To be honest: life up here offers little amenities. Alcohol is not sold in the whole city. No pubs. Almost no girls (well, the percentage is still better than in the consulting business). No dancing, but, yes, a big cinema. The city is not really one, rather some barracks, an airstrip and loads of trucks. No trees at all. My hotel offers full-pension for 75 Dollars – this is cheap when remembering that you are in one of the most Northern places accessible by car and that the food is really tasty. However, the hotel room, which I share with a Russian chap, is – you name it – in a barrack.

So why are people working up here you ask? Because they make one hell of money. And the best: they don’t spend any of it while being here. So after 14 days of hard work, they fly home for another 14 days and enjoy family, friends and beer.

I am as far north as I ever have been – and as far North as the Panmundo.com journey will take me. And it was worth it! The landscape after the Artic Circle is breathtakingly beautiful. The colours are intriguing, since up here it’s already autumn.  You meet fantastic people who conquer the street with bicycles, motorcycles Land-Rovers and by walking (this is a Japanese guy – who else would have the guts expect maybe for a German who has been ordered to do so?)
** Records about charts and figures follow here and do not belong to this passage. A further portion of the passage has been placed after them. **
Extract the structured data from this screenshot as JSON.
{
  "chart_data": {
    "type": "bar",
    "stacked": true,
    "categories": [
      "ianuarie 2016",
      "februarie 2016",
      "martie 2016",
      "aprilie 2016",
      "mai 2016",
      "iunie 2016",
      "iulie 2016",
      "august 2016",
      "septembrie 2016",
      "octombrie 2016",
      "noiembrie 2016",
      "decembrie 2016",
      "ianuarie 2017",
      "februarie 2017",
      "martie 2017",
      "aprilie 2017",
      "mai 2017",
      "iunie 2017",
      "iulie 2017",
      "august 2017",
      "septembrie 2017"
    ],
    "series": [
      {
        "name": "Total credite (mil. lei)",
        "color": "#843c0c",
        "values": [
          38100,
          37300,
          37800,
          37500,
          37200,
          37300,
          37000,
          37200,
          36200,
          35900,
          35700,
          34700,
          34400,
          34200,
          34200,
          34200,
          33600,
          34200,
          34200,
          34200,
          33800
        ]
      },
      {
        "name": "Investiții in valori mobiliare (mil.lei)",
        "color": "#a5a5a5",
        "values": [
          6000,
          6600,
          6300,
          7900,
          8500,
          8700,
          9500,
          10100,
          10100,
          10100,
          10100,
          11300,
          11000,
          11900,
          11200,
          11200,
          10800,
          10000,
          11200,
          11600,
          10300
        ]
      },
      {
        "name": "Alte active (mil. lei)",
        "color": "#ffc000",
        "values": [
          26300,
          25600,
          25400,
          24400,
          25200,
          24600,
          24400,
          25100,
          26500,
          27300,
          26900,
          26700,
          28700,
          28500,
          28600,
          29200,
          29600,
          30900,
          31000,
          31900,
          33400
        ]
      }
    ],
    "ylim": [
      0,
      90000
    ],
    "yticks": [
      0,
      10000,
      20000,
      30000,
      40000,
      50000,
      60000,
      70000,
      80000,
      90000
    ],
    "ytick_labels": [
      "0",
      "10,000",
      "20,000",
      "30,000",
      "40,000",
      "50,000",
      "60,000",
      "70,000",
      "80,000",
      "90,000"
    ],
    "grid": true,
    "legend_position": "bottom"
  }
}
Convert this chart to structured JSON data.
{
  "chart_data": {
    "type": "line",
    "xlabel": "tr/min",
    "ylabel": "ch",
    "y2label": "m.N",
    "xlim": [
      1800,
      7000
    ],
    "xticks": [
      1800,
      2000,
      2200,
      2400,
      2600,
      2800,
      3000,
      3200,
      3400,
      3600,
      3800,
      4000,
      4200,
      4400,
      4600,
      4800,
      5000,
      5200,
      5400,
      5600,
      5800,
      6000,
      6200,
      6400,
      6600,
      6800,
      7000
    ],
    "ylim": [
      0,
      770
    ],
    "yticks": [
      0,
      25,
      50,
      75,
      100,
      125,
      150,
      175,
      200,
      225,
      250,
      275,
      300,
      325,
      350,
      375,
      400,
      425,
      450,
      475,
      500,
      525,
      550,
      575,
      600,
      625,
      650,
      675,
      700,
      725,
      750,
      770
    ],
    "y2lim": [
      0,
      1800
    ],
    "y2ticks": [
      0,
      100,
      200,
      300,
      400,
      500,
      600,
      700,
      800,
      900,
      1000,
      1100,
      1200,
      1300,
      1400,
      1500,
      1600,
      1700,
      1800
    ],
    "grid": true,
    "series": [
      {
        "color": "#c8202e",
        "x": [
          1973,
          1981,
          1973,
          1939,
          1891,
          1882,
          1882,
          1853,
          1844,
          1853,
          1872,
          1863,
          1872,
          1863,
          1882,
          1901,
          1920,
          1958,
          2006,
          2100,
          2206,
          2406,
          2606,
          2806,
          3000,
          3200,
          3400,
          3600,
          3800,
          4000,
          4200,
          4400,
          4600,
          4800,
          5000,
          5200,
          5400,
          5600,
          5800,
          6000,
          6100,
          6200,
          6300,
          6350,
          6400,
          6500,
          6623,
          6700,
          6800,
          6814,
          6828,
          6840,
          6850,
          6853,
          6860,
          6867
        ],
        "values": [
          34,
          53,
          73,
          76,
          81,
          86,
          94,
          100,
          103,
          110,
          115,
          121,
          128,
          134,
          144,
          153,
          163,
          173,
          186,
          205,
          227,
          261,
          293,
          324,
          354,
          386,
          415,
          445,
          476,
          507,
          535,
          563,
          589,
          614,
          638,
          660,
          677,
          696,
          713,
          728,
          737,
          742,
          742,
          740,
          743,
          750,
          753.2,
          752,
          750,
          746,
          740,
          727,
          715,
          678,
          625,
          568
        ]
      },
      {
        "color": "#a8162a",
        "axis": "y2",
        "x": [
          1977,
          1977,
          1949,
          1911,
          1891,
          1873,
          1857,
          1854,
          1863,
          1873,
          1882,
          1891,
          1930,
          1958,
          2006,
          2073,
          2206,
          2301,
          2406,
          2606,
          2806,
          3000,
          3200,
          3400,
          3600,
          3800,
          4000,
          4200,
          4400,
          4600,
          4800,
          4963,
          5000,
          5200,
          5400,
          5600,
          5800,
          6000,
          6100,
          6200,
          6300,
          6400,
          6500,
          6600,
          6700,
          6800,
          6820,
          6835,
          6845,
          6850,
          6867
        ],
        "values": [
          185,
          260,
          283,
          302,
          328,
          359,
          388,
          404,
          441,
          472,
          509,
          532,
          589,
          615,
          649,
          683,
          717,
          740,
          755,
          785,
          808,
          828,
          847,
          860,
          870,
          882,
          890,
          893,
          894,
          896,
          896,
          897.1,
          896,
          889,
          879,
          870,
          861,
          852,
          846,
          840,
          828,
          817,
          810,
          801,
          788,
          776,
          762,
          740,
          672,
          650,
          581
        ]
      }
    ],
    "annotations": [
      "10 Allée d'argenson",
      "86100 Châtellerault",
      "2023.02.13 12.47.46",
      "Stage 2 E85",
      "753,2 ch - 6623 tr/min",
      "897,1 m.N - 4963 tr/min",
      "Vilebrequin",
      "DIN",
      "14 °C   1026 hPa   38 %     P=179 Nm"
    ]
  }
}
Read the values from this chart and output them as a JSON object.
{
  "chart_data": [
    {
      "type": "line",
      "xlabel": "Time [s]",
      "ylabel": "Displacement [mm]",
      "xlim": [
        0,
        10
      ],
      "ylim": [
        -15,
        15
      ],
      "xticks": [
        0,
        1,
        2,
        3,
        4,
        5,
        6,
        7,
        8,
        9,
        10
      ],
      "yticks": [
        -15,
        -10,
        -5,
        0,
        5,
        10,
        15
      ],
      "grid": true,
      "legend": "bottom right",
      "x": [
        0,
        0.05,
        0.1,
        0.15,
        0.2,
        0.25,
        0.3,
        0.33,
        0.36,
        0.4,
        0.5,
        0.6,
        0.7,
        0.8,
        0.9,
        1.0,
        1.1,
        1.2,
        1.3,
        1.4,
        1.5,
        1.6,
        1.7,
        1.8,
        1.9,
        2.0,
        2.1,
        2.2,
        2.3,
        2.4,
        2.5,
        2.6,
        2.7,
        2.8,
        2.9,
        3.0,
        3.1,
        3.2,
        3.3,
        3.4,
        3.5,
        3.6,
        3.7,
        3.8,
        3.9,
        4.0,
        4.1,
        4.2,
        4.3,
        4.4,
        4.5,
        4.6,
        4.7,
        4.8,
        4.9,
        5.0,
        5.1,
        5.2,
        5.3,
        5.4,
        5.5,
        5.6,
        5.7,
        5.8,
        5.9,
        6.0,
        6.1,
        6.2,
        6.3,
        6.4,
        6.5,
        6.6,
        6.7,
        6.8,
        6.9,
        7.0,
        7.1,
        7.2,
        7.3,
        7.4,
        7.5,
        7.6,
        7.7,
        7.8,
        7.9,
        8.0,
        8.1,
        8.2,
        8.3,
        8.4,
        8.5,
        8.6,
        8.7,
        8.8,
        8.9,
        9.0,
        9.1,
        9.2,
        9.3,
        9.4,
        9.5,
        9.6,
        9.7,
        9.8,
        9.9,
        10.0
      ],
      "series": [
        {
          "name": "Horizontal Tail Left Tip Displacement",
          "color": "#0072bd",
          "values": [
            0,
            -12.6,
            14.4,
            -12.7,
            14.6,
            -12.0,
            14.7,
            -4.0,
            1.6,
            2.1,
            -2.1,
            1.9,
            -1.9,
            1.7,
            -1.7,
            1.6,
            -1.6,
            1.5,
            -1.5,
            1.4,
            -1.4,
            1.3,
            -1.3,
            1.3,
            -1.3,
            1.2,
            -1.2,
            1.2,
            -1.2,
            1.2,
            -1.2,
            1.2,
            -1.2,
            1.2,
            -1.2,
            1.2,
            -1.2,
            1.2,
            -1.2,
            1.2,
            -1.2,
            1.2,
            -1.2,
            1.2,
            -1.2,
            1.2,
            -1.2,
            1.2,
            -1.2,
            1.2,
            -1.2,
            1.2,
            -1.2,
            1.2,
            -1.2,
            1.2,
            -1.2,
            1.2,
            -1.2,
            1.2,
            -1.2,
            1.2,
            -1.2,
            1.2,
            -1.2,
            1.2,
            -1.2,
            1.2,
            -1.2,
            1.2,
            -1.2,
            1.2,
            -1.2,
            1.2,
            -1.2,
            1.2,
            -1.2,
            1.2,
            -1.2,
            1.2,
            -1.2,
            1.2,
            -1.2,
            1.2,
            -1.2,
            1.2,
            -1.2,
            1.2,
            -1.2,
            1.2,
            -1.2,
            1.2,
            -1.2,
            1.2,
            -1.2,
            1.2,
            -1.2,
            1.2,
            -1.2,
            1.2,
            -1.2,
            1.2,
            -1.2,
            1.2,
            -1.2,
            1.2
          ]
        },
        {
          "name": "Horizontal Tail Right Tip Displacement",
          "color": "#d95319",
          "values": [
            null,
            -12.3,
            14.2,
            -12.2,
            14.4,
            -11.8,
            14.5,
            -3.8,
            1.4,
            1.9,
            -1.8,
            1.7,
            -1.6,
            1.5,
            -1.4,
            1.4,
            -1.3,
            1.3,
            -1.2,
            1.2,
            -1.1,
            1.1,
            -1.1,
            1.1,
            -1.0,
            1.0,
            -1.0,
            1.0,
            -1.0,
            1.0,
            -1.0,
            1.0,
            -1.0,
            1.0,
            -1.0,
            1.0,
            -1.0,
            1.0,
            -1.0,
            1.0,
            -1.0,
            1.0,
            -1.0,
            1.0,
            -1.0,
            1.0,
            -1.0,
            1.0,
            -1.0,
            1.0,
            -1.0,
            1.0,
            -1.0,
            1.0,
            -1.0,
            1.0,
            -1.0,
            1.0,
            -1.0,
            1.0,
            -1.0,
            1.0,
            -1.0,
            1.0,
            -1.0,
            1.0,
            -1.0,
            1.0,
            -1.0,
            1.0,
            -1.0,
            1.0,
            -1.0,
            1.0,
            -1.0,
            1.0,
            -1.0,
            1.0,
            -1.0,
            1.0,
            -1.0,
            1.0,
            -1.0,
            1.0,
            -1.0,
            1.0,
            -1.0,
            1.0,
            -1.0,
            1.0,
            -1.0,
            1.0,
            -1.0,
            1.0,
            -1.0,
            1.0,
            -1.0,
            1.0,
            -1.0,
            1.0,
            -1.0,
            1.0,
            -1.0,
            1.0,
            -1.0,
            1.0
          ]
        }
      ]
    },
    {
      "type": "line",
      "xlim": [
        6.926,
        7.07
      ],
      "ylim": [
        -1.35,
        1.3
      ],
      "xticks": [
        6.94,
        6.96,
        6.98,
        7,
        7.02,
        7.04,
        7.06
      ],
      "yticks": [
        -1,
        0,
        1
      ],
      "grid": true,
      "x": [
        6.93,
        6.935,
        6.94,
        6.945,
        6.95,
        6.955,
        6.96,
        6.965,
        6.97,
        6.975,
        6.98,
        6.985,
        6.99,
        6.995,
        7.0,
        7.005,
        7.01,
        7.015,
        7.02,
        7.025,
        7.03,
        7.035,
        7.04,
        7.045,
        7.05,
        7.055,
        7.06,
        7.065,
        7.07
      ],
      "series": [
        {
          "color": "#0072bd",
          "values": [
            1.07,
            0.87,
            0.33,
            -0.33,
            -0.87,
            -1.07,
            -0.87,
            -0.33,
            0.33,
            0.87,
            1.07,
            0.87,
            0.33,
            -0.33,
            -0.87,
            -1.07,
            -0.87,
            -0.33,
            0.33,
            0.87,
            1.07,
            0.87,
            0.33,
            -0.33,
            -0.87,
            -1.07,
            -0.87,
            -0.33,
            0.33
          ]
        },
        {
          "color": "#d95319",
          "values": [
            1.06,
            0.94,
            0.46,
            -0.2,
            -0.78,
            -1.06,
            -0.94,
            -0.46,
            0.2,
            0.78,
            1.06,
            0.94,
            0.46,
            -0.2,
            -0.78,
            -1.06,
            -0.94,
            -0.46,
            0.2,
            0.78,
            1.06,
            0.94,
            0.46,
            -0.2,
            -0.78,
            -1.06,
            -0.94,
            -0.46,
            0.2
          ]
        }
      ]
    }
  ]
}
However, the guys who built the Dalton Highway must have been under time pressure – or the tried to cut cost as far as possible. What does an average Swiss Engineer do when his new street faces a steep mountain? Tunnel it? Or maybe lay the route in curves, so that the cars won’t have to climb a street that steep? Well, the Alaskan engineers used a straight forward approach. The highway crosses mountains without bending a bit, no matter how steep it is. And the street looks like any highway in Baghdad after an air strike of the allies. I felt so bad for Ian, the courageous cyclist I met yesterday. And then I shifted back to second gear, wondering whether I would have to drop off some stuff in order to climb that Brook Range pass.

Well, now it is time for dinner followed by the cigar Christian gave me as a good-bye present (I am not yet sure whether smoking is considered a terroristc threat or not up here). And then it will probably be time for bed, since there are not too many options other than to sleep and get up early (breakfast starts at 4.15am!).